China rolls out cap and trade, tops U.S. aid pledge
Six years ago when cap-and-trade legislation was working its way through Congress, its foes warned the emissions scheme would put U.S. industry at a disadvantage because China wouldn’t follow suit.
But China has turned the tables, announcing a cap-and-trade plan today for its greenhouse gas emissions while there’s nearly no chance for the United States to do the same.
And the world’s second-largest economy also said it would provide $3.1 billion in climate finance to poor countries, topping the U.S. pledge of $3 billion over four years.
The announcement of China’s climate moves by President Obama and Chinese President Xi Jinping at the White House today follows their joint commitments last year on post-2020 greenhouse gas emissions and is aimed at influencing the United Nations’ climate talks in Paris this December. Pope Francis called for a strong agreement in an address today at the United Nations (see related story).
“Last year’s joint announcement was about setting targets,” a senior White House official said. “And this year is about showing the world our countries’ conviction to implement policies to reach those targets and to lead the world toward a durable global climate agreement.”
For the United States, the agreement reaffirms commitments the Obama administration has already made. U.S. EPA’s Clean Power Plan rule for curbing power-sector emissions and Obama’s pledge to the United Nations’ Green Climate Fund are both highlighted.
But Xi’s commitment is grabbing most of the world’s attention as he puts China on a path to a sweeping new emissions-trading system beginning in 2017 that will cover the bulk of his nation’s economy.

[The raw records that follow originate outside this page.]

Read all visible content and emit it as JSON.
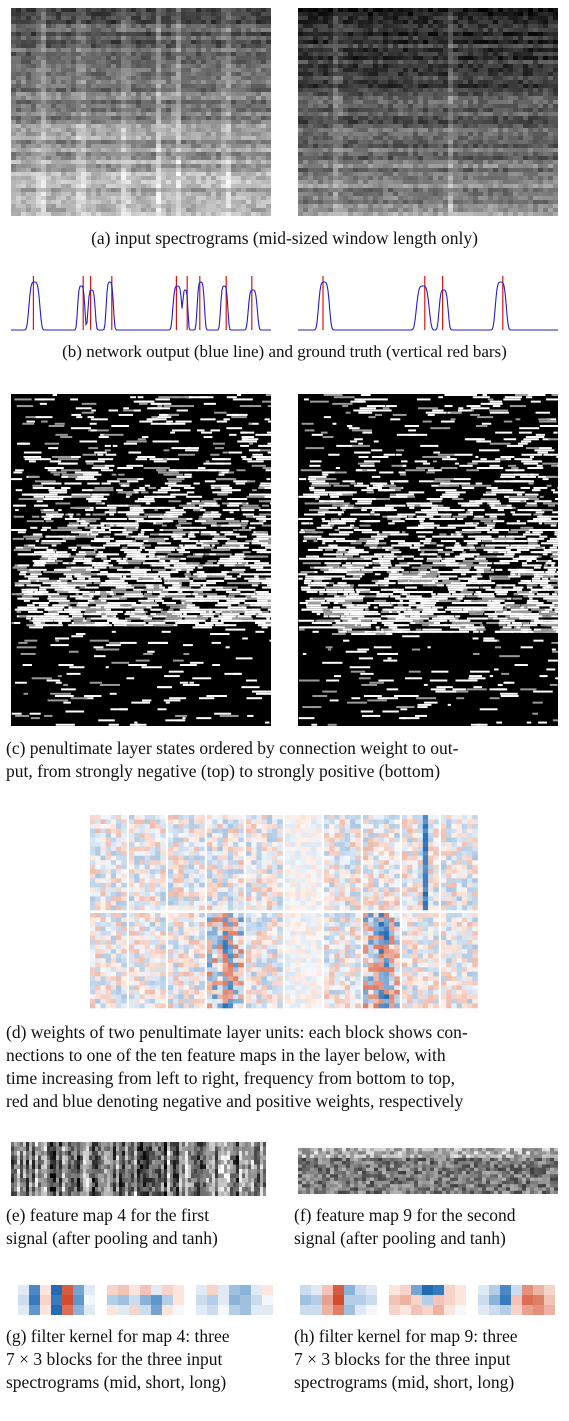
{
  "captions": {
    "a": "(a) input spectrograms (mid-sized window length only)",
    "b": "(b) network output (blue line) and ground truth (vertical red bars)",
    "c_line1": "(c) penultimate layer states ordered by connection weight to out-",
    "c_line2": "put, from strongly negative (top) to strongly positive (bottom)",
    "d_line1": "(d) weights of two penultimate layer units: each block shows con-",
    "d_line2": "nections to one of the ten feature maps in the layer below, with",
    "d_line3": "time increasing from left to right, frequency from bottom to top,",
    "d_line4": "red and blue denoting negative and positive weights, respectively",
    "e_line1": "(e) feature map 4 for the first",
    "e_line2": "signal (after pooling and tanh)",
    "f_line1": "(f) feature map 9 for the second",
    "f_line2": "signal (after pooling and tanh)",
    "g_line1": "(g) filter kernel for map 4: three",
    "g_line2": "7 × 3 blocks for the three input",
    "g_line3": "spectrograms (mid, short, long)",
    "h_line1": "(h) filter kernel for map 9: three",
    "h_line2": "7 × 3 blocks for the three input",
    "h_line3": "spectrograms (mid, short, long)"
  },
  "colors": {
    "network_output": "#1f1fd0",
    "ground_truth": "#e01010",
    "negative_weight": "#d33a2a",
    "positive_weight": "#2a6fb0"
  },
  "plots_b": {
    "left_onsets": [
      0.09,
      0.27,
      0.31,
      0.38,
      0.64,
      0.67,
      0.73,
      0.82,
      0.93
    ],
    "right_onsets": [
      0.1,
      0.48,
      0.56,
      0.78
    ]
  }
}
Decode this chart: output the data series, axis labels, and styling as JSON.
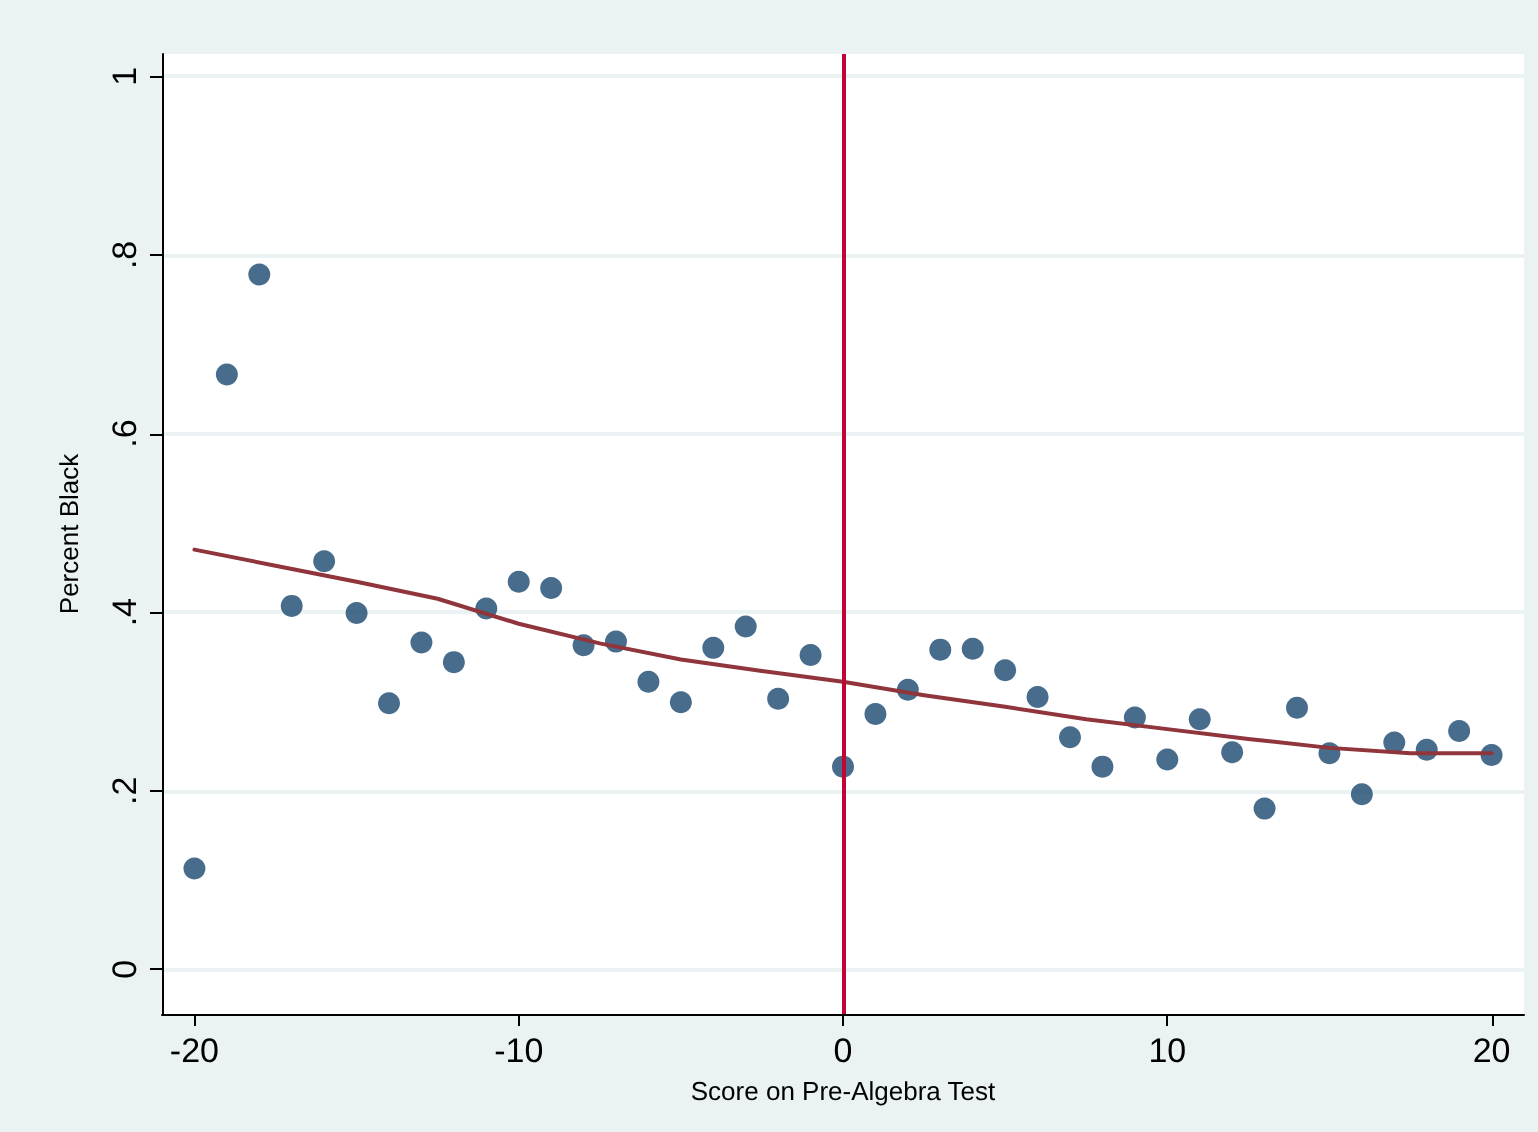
{
  "chart_data": {
    "type": "scatter",
    "xlabel": "Score on Pre-Algebra Test",
    "ylabel": "Percent Black",
    "xlim": [
      -21,
      21
    ],
    "xticks": [
      -20,
      -10,
      0,
      10,
      20
    ],
    "ylim": [
      -0.05,
      1.025
    ],
    "yticks": [
      {
        "value": 0,
        "label": "0"
      },
      {
        "value": 0.2,
        "label": ".2"
      },
      {
        "value": 0.4,
        "label": ".4"
      },
      {
        "value": 0.6,
        "label": ".6"
      },
      {
        "value": 0.8,
        "label": ".8"
      },
      {
        "value": 1,
        "label": "1"
      }
    ],
    "grid": "y",
    "ref_lines": [
      {
        "axis": "x",
        "value": 0,
        "color": "#c10534"
      }
    ],
    "series": [
      {
        "marker": "circle",
        "color": "#1a476f",
        "x": [
          -20,
          -19,
          -18,
          -17,
          -16,
          -15,
          -14,
          -13,
          -12,
          -11,
          -10,
          -9,
          -8,
          -7,
          -6,
          -5,
          -4,
          -3,
          -2,
          -1,
          0,
          1,
          2,
          3,
          4,
          5,
          6,
          7,
          8,
          9,
          10,
          11,
          12,
          13,
          14,
          15,
          16,
          17,
          18,
          19,
          20
        ],
        "values": [
          0.113,
          0.666,
          0.778,
          0.407,
          0.457,
          0.399,
          0.298,
          0.366,
          0.344,
          0.404,
          0.434,
          0.427,
          0.363,
          0.367,
          0.322,
          0.299,
          0.36,
          0.384,
          0.303,
          0.352,
          0.227,
          0.286,
          0.313,
          0.358,
          0.359,
          0.335,
          0.305,
          0.26,
          0.227,
          0.282,
          0.235,
          0.28,
          0.243,
          0.18,
          0.293,
          0.242,
          0.196,
          0.254,
          0.246,
          0.267,
          0.24
        ]
      },
      {
        "type": "line",
        "color": "#90353b",
        "x": [
          -20,
          -17.5,
          -15,
          -12.5,
          -10,
          -7.5,
          -5,
          -2.5,
          0,
          2.5,
          5,
          7.5,
          10,
          12.5,
          15,
          17.5,
          20
        ],
        "values": [
          0.47,
          0.452,
          0.434,
          0.415,
          0.387,
          0.365,
          0.347,
          0.334,
          0.322,
          0.307,
          0.294,
          0.28,
          0.269,
          0.258,
          0.248,
          0.242,
          0.242
        ]
      }
    ]
  }
}
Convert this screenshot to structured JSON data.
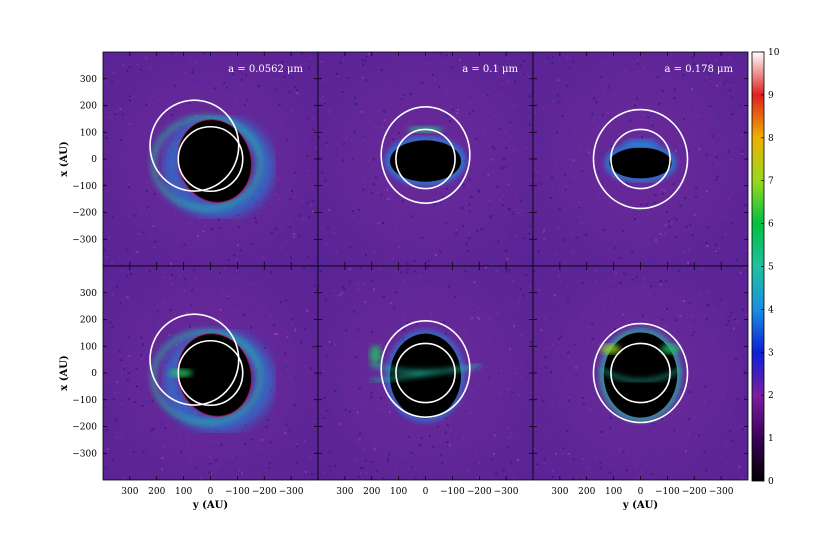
{
  "chart_data": {
    "type": "heatmap",
    "grid": {
      "rows": 2,
      "cols": 3
    },
    "panel_titles": [
      "a = 0.0562 μm",
      "a = 0.1 μm",
      "a = 0.178 μm"
    ],
    "xlabel": "y (AU)",
    "ylabel": "x (AU)",
    "x_range": [
      400,
      -400
    ],
    "y_range": [
      -400,
      400
    ],
    "x_ticks": [
      300,
      200,
      100,
      0,
      -100,
      -200,
      -300
    ],
    "x_tick_labels": [
      "300",
      "200",
      "100",
      "0",
      "−100",
      "−200",
      "−300"
    ],
    "y_ticks": [
      300,
      200,
      100,
      0,
      -100,
      -200,
      -300
    ],
    "y_tick_labels": [
      "300",
      "200",
      "100",
      "0",
      "−100",
      "−200",
      "−300"
    ],
    "colorbar": {
      "min": 0,
      "max": 10,
      "ticks": [
        0,
        1,
        2,
        3,
        4,
        5,
        6,
        7,
        8,
        9,
        10
      ],
      "tick_labels": [
        "0",
        "1",
        "2",
        "3",
        "4",
        "5",
        "6",
        "7",
        "8",
        "9",
        "10"
      ],
      "colors": [
        "#000000",
        "#3b005a",
        "#7a1fa0",
        "#0c1fd8",
        "#1a8fe0",
        "#20c0a0",
        "#00c040",
        "#9ad820",
        "#f0b000",
        "#e02020",
        "#ffffff"
      ]
    },
    "panels": [
      {
        "row": 0,
        "col": 0,
        "title": "a = 0.0562 μm",
        "inner_contour_radius": 120,
        "outer_contour": {
          "cx": 60,
          "cy": 50,
          "rx": 165,
          "ry": 170
        }
      },
      {
        "row": 0,
        "col": 1,
        "title": "a = 0.1 μm",
        "inner_contour_radius": 110,
        "outer_contour": {
          "cx": 0,
          "cy": 15,
          "rx": 165,
          "ry": 180
        }
      },
      {
        "row": 0,
        "col": 2,
        "title": "a = 0.178 μm",
        "inner_contour_radius": 110,
        "outer_contour": {
          "cx": 0,
          "cy": 0,
          "rx": 175,
          "ry": 185
        }
      },
      {
        "row": 1,
        "col": 0,
        "title": "",
        "inner_contour_radius": 120,
        "outer_contour": {
          "cx": 60,
          "cy": 50,
          "rx": 165,
          "ry": 170
        }
      },
      {
        "row": 1,
        "col": 1,
        "title": "",
        "inner_contour_radius": 110,
        "outer_contour": {
          "cx": 0,
          "cy": 15,
          "rx": 165,
          "ry": 180
        }
      },
      {
        "row": 1,
        "col": 2,
        "title": "",
        "inner_contour_radius": 110,
        "outer_contour": {
          "cx": 0,
          "cy": 0,
          "rx": 175,
          "ry": 185
        }
      }
    ]
  }
}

Building on seven regional carbon markets that are already in operation, the Chinese program will cover industries that are not currently regulated for carbon in the United States: iron and steel, chemicals, building materials, and paper manufacturing.
China will also respond to EPA’s existing power plant rule with its own steps to curb utility pollution, both through emissions trading and by introducing a “green dispatch” plan that will boost the role of renewable energy in its power grid and require dispatchers to draw first from the most efficient, lowest-emitting fossil fuel power plants, thus accelerating the retirement of older, dirtier units.
Obama and Xi hope to provide the needed boost that will allow the Paris talks to deliver an agreement. Last November’s joint announcement by the world’s two largest carbon emitters was credited with raising ambition during last year’s U.N. talks in Lima, Peru.
The two presidents will also seek to contribute more directly today to the U.N. negotiations by announcing some new areas of agreement on what such an accord should look like.
They agree that the post-2020 emissions reduction targets countries have put forward ahead of Paris that will form the basis of the negotiations are “crucial steps in a longer-range effort to transition to low-carbon economies” and that they should be increased over time.
The leaders also called for the development of midcentury strategies for the transition to low-carbon economies “mindful” of the goal of keeping warming less than 2 degrees Celsius above preindustrial levels. The targets that countries have offered ahead of Paris are expected to fall short of that threshold.
And like last year’s U.S.-China accord, today’s language will further break down the U.N. process’s traditional firewall, which governs the responsibilities of developed and developing nations. This is a goal long sought by U.S. negotiators but opposed in the past by large developing emitters.
China’s pledge underscores that effort because historically, only developed countries have been expected to provide financial resources. The pledge will not move through the Green Climate Fund — which will provide $10 billion by 2020 to help poor countries cope with warming and limit their own emissions.
A White House fact sheet says the $3.1 billion will be made available “through a bilateral fund designed to help developing countries combat climate change.”
The grant, which is China’s most significant to date, will be “consistent” with the U.S. Green Climate Fund pledge, the fact sheet said. This might mean it will follow the same guidelines laid out for the U.N. fund.
A White House official said it was important that responsibilities under the new accord be based on a country’s actual capabilities rather than on what those capabilities were two decades ago when the process began.
If developed countries are required to constrict their emissions but large developing countries like China are not, that would place industries based in the developed world at a competitive disadvantage, the official said.
“There is necessarily a concern by countries all around the world that their partners and their competitors are treated in a way that’s fair, and fair one to the other,” he said.
If businesses based in the developing world, he said, are covered “in a kid-gloves category where less is expected simply because they are in that category, that’s not a prescription for support at a political level in any developed country.”
China today also pledged to “strictly control” its support for high-emitting fossil fuels projects, including in other countries. The United States has already severely restricted its support for overseas coal-fired power projects.
The United States and China also agreed to issue rules for heavy-duty vehicles and to take action to curb methane and hydrofluorocarbons, which remain in the atmosphere for a short time but can be far more climate-forcing than carbon dioxide.